27. Learned counsel for the respondent is placing his reliance upon this letter to show that the consignment was released to the defendant under the orders of the Controller of Enemy Trading for the instructions of the Central Government.
28. The above documents unmistakably show that the consignment was detained, kept in the Kings warehouse, its delivery stopped and then it was delivered on the orders of the Custodianof Enemy Property. Whether any penalty was imposed or not cannot be definitely said although the plaintiff has admitted this fact, because Shri Mohammed C. Rehman P. W. 2 who was the Controller of Enemy Firms and Enemy Trading Custodian of Enemy Property has said that as far as he could see from the records it was not a fact that a penalty was levied against delivery of synthetic stones marked GL/11. However, Mr. Rehman has admitted that a suspension order was passed and delivery was suspended and later on it was effected and the money realised by the consignee was kept in blocked account because Georges Lambercier was declared an enemy firm. As soon as the property vests in the Custodian due to the outbreak of war, an enemy firm ceases to have beneficial ownership of the property and during the interval it is in statutory suspense or abeyance. See In re, Munster, 1920-1 Ch. D 268.

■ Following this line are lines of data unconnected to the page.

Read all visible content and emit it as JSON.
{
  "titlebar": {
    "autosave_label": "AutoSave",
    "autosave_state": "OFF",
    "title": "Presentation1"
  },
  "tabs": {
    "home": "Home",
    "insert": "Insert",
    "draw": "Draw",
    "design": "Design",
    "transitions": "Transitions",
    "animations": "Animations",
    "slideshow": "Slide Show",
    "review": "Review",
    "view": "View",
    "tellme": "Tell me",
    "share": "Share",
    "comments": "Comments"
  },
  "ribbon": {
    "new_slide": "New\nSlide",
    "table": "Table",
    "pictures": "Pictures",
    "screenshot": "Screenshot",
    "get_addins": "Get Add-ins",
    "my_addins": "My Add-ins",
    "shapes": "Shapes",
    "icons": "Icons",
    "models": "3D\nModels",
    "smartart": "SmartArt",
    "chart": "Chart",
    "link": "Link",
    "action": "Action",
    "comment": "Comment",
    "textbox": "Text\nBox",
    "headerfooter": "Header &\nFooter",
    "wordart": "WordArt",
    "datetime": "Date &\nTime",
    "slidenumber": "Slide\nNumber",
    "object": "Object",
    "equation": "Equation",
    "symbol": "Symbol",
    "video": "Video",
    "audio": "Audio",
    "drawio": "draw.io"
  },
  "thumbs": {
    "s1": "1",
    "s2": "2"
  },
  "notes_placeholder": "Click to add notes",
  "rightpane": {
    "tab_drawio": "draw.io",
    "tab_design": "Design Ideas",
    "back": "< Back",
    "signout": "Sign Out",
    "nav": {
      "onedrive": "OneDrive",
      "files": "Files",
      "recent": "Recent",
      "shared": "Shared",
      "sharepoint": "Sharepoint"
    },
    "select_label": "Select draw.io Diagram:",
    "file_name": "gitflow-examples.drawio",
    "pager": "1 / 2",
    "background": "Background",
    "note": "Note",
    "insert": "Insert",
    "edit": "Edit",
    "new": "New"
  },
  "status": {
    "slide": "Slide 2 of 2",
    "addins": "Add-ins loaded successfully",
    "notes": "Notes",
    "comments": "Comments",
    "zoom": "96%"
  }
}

29. The fact that the subsequent delivery of the property to the consignee has not the effect of reviving the contract would be clear from the cases already cited. In AIR 1918 Mad 322, (supra), only the ship was condemned but it was allowed by the Government to proceed and discharge her cargo at the destination and goods were delivered to the consignee. Yet it was held, that it was no breach of contract by the defendant on his failure to deliver the goods. Similarly in AIR 1918 Mad 1124 (supra), it was held:
'The fact that the goods were released by Government after having been temporarily detained will not have the effect of reviving the contract or renewing the validity of the contract which had become void before the order of release was passed. Its only effect is that the Government withdraws its hands so that any party entitled to the goods may establish his right to them.'
To the same effect are the observations of Mukerjee J. in AIR 1919 Cal 830 (supra),, already quoted.
30. I am, therefore, of the view that the subsequent release of the goods by the Controller of Enemy Property to the consignee had not the effect of reviving the contract which had become illegal and void. Plaintiffs, therefore, cannot Legally enforce their contract of partnership against the defendant. I, therefore,, find issue No. 1 in favour of the plaintiffs and issue No. 5 against them. In view of the finding on issue No. 5, the present suit is not maintainable.
31. The appeal is, therefore, allowed, the judgment and decree of the lower Court is set aside and the plaintiff shall pay costs of both the Courts to the appellant.